Middleware Systems Research Group, University of Toronto, Canada

PADRES Subscription Language

The PADRES subscription language is based on the traditional predicate-based language used in several existing content-based publish/subscribe systems, but also implements extensions that support more powerful matching semantics.

Predicate-based Matching

PADRES supports a popular content-based publish/subscribe semantic in which publications are a set of {attribute, value} pairs, and subscriptions are a conjunct of {attribute, operator, value} predicates that specify a constraint over the content of publications.

The system places no restrictions on the number or names of attributes in publications or subscriptions allowing applications to develop their own schemas and semantics are required.

For example, a publication representing an accident report might look like this:

[class, accident][city, Toronto][severity, 3][victim, John Doe]

A subscription that expresses interest in certain accident reports may look like this:

[class, eq, accident][city, eq, Toronto][severity, >, 2]

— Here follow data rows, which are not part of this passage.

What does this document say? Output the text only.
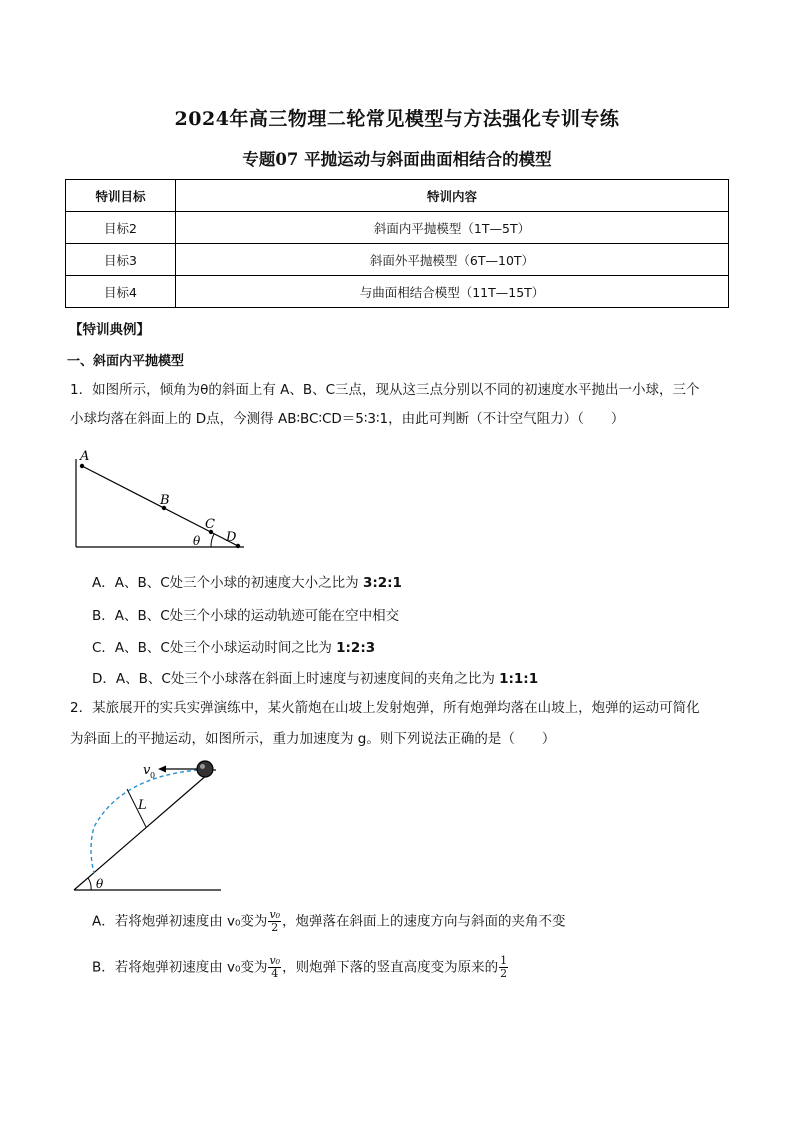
2024年高三物理二轮常见模型与方法强化专训专练
专题07 平抛运动与斜面曲面相结合的模型
特训目标	特训内容
目标2	斜面内平抛模型（1T—5T）
目标3	斜面外平抛模型（6T—10T）
目标4	与曲面相结合模型（11T—15T）
【特训典例】
一、斜面内平抛模型
1．如图所示，倾角为θ的斜面上有 A、B、C三点，现从这三点分别以不同的初速度水平抛出一小球，三个
小球均落在斜面上的 D点，今测得 AB∶BC∶CD＝5∶3∶1，由此可判断（不计空气阻力）（　　）
A
B
C
D
θ
A．A、B、C处三个小球的初速度大小之比为 3:2:1
B．A、B、C处三个小球的运动轨迹可能在空中相交
C．A、B、C处三个小球运动时间之比为 1:2:3
D．A、B、C处三个小球落在斜面上时速度与初速度间的夹角之比为 1:1:1
2．某旅展开的实兵实弹演练中，某火箭炮在山坡上发射炮弹，所有炮弹均落在山坡上，炮弹的运动可简化
为斜面上的平抛运动，如图所示，重力加速度为 g。则下列说法正确的是（　　）
v 0
L
θ
A．若将炮弹初速度由 v₀变为 $\frac{\text{v₀}}{2}$ ，炮弹落在斜面上的速度方向与斜面的夹角不变
B．若将炮弹初速度由 v₀变为 $\frac{\text{v₀}}{4}$ ，则炮弹下落的竖直高度变为原来的 $\frac{1}{2}$
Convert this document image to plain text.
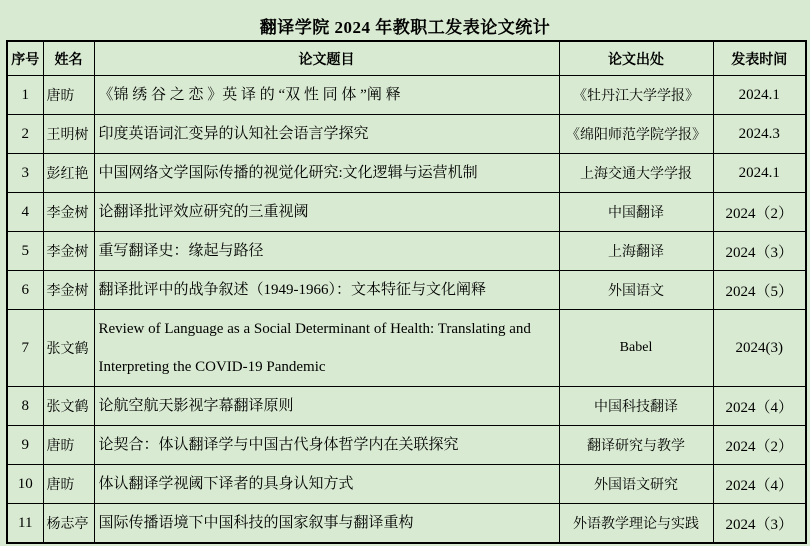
翻译学院 2024 年教职工发表论文统计
序号	姓名	论文题目	论文出处	发表时间
1	唐昉	《锦 绣 谷 之 恋 》英 译 的 “双 性 同 体 ”阐 释	《牡丹江大学学报》	2024.1
2	王明树	印度英语词汇变异的认知社会语言学探究	《绵阳师范学院学报》	2024.3
3	彭红艳	中国网络文学国际传播的视觉化研究:文化逻辑与运营机制	上海交通大学学报	2024.1
4	李金树	论翻译批评效应研究的三重视阈	中国翻译	2024（2）
5	李金树	重写翻译史：缘起与路径	上海翻译	2024（3）
6	李金树	翻译批评中的战争叙述（1949-1966）：文本特征与文化阐释	外国语文	2024（5）
7	张文鹤	Review of Language as a Social Determinant of Health: Translating and Interpreting the COVID-19 Pandemic	Babel	2024(3)
8	张文鹤	论航空航天影视字幕翻译原则	中国科技翻译	2024（4）
9	唐昉	论契合：体认翻译学与中国古代身体哲学内在关联探究	翻译研究与教学	2024（2）
10	唐昉	体认翻译学视阈下译者的具身认知方式	外国语文研究	2024（4）
11	杨志亭	国际传播语境下中国科技的国家叙事与翻译重构	外语教学理论与实践	2024（3）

Being able to specify contraints on the content of publications is a distinguishing and powerful feature of content-based publish/subscribe systems. It allows for fine-grained filtering of data, and supports complex interaction styles, from one-to-one to many-to-many communication all using the same publish/subscribe primitives..

Notice that the PADRES publish/subscribe semantics ignore attributes in the publication that are not specified in the subscription, such as the victim attribute above. This allows applications to extend their schema easily. For example, newer versions of the accident reporting application may include additional attributes, such as the GPS coordinates of the accident location, and type of personnel required (ambulance, police, fire, etc.). Old and new versions of the reports can coexist in the system since both will be matched by the original subscription.

Language Extensions

  • Composite subscriptions are a PADRES extension that allows subscribers to express an interest in a set of events correlated in a specified manner.
  • Historic subscriptions are another extension, in which subscribers may query publications both from the past and from the future.